The decision to cancel the announcement, government officials say, came after the Federal Emergency Management Agency said it needed more time to assess whether the estimated cost was prohibitive. That price tag was more than $1 billion, with several hundred million dollars to be paid upfront to General Motors to retool a car parts plant in Kokomo, Ind., where the ventilators would be made with Ventec’s technology…

He has been directing officials at FEMA in the effort. Two officials said the suggestion to wait on the General Motors offer came from Col. Patrick Work, who is working at FEMA. Some government officials expressed concern about the possibility of ordering too many ventilators, leaving them with an expensive surplus.


They just dropped $2 trillion on a fiscal relief package. They’re staring at an epidemic that’s going to burn through the entire country. Even in the very unlikely event that the crisis isn’t as bad as scientists project and we don’t need every last new ventilator produced, the surplus could be sold off or donated to other countries that need them. Or added to the federal emergency stockpile so that they’re ready for the next epidemic.

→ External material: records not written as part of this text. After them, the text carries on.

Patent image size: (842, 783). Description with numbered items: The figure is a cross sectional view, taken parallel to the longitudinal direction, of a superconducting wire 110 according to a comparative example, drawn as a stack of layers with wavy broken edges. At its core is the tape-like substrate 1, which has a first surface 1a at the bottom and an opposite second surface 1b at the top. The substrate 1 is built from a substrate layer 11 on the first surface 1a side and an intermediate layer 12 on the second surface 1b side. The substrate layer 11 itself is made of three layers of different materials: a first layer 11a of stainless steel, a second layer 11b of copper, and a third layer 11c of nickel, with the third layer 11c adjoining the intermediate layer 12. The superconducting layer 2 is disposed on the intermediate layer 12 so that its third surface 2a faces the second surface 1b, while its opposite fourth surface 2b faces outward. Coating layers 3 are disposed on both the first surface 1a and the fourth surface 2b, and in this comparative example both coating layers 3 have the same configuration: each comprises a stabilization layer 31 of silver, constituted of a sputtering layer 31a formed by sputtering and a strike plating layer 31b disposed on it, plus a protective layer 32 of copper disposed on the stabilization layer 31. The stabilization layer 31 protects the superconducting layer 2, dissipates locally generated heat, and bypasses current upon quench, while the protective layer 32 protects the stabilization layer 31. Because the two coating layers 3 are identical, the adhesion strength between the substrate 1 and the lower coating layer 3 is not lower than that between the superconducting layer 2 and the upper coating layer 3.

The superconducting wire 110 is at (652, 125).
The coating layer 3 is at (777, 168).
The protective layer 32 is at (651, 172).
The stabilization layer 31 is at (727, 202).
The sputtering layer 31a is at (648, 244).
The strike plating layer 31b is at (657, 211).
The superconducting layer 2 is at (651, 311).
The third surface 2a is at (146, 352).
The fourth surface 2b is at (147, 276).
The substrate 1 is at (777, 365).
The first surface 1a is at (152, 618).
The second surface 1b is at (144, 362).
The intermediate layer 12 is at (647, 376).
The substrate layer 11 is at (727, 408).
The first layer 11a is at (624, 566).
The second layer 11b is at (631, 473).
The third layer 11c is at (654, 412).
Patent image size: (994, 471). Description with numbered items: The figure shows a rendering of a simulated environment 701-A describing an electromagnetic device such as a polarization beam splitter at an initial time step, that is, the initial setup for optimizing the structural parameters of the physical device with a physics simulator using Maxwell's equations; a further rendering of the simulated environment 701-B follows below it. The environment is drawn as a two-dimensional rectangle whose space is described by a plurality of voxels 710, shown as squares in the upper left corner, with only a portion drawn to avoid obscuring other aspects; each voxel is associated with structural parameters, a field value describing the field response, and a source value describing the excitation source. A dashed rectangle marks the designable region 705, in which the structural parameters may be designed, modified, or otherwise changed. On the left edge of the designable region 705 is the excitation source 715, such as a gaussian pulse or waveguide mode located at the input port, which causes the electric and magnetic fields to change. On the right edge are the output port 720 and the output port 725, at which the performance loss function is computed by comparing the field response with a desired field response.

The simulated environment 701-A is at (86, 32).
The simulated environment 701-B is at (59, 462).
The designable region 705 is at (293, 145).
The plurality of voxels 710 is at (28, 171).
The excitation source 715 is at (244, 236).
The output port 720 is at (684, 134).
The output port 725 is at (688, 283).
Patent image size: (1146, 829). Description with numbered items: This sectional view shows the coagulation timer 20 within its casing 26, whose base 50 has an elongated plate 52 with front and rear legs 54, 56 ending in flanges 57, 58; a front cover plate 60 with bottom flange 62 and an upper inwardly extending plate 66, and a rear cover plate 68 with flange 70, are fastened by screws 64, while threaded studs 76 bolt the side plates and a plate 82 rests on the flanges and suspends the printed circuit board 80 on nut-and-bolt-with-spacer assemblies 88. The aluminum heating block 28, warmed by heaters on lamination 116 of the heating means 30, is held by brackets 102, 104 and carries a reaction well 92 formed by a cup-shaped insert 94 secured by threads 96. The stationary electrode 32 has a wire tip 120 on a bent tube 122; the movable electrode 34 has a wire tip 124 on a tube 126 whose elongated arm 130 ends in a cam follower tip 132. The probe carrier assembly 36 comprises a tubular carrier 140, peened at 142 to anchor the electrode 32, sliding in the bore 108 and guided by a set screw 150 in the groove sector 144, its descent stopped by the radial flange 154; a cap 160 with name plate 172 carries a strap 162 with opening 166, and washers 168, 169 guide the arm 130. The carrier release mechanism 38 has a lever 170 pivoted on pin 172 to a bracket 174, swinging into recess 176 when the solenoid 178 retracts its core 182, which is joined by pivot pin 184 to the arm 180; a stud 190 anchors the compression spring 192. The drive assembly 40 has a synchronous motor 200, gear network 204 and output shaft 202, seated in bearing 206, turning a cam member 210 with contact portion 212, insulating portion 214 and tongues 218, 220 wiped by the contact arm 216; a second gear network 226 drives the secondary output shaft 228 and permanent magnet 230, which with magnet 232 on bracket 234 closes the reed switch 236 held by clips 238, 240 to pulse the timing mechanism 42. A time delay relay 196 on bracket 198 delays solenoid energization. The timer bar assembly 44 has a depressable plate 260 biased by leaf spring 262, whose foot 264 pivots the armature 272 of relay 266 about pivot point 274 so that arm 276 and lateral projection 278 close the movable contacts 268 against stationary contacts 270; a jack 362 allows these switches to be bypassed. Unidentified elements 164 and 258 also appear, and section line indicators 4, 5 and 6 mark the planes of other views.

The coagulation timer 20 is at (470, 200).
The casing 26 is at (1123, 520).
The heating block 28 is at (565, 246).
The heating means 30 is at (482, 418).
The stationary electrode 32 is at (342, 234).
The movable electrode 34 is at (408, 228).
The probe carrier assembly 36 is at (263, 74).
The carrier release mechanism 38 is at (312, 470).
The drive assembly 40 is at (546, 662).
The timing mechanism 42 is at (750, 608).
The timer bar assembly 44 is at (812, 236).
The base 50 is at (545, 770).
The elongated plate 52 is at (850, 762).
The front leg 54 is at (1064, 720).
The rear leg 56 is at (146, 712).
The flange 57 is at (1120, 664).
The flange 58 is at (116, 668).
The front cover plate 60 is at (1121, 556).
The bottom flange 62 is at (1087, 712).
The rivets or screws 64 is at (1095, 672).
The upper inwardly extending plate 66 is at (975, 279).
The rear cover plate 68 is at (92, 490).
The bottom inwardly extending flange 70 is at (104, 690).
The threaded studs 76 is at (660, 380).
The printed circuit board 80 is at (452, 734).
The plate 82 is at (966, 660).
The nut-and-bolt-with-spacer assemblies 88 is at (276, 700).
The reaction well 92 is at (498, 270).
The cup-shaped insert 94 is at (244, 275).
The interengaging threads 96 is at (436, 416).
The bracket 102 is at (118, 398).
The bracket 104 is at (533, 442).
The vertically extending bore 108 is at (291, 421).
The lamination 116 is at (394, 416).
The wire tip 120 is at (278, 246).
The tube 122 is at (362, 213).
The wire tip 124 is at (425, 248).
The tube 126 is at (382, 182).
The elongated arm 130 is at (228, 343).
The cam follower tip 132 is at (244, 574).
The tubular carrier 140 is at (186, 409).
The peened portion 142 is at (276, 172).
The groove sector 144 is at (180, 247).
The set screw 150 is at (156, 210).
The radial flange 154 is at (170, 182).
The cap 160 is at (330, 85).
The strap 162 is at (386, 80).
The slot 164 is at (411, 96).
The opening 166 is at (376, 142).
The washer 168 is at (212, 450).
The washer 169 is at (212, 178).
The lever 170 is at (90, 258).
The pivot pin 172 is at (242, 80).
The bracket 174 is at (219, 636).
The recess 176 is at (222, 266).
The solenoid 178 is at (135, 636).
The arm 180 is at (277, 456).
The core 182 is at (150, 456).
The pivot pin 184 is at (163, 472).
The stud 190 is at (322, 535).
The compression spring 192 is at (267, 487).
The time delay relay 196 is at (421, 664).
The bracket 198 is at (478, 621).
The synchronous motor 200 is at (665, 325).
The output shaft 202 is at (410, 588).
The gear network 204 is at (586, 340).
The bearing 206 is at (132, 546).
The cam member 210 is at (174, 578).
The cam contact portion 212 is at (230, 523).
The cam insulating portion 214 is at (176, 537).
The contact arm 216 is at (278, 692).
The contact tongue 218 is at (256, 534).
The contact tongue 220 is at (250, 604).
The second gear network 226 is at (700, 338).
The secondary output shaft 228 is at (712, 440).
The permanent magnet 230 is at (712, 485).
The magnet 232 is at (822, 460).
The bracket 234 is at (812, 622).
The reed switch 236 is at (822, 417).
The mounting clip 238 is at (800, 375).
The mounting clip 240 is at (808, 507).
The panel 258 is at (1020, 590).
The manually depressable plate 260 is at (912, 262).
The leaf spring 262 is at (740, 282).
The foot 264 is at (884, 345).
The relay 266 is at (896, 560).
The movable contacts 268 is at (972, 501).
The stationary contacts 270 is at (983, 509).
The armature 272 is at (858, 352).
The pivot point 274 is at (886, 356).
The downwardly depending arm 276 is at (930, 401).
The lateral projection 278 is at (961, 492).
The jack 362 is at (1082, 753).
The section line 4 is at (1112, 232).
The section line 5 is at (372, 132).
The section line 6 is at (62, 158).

Faced with all of that, they’re dawdling over a billion dollars.

GM has been working around the clock to start rolling ventilators off the lines, too. It’s the feds who can’t get their act together:

GM was growing exasperated with the Trump administration because after more than a week of around-the-clock work, the carmaker and Ventec had turned an auto-parts plant in Kokomo, Indiana, into a near-ready ventilator-assembly facility. Suppliers are secured for the 700 components needed to make the machines. The automaker has even started hiring because the 300 workers on staff won’t be enough to handle the proposed volume, a person familiar with the situation said.

The holdup now is that the federal government hasn’t decided how many machines it will need, how many producers it will hire and, by extension, how much it will have to pay Ventec. Originally, the two manufacturers were talking about $250 million that would go to the Seattle-based company and its components suppliers to get production moving, said people familiar with the matter, who asked not to be identified because the project hasn’t been finalized.


From the testing fiasco to the endless downplaying of the threat as the virus spread to the confusing and slow-footed federal response once everyone began scrambling to the chatter about reopening parts of the country for business way before it’s safe to do so, this may end up as the worst government response to a major crisis in our lifetimes. And we’ve seen some really bad government responses to crises in our lifetimes. Maybe the Oxford study will bail us all out. Maybe hydroxychloroquine or remdesivir will be the magic bullet that saves everyone. But blind luck has already become our best option for getting out of this without an utter public health catastrophe. (Too late to avoid an economic catastrophe.) There’s no way the feds, starting but not ending with Trump, are up to the task of managing our way out of this.

Trump said in a separate tweet today that they’ve purchased some ventilators from other companies and will announce details later. Here’s Cuomo responding to his mind-boggling “I have a feeling” comment last night.

Update: POTUS has a new feeling that we do need ventilators ASAP and has finally invoked the Defense Production Act to turn GM loose.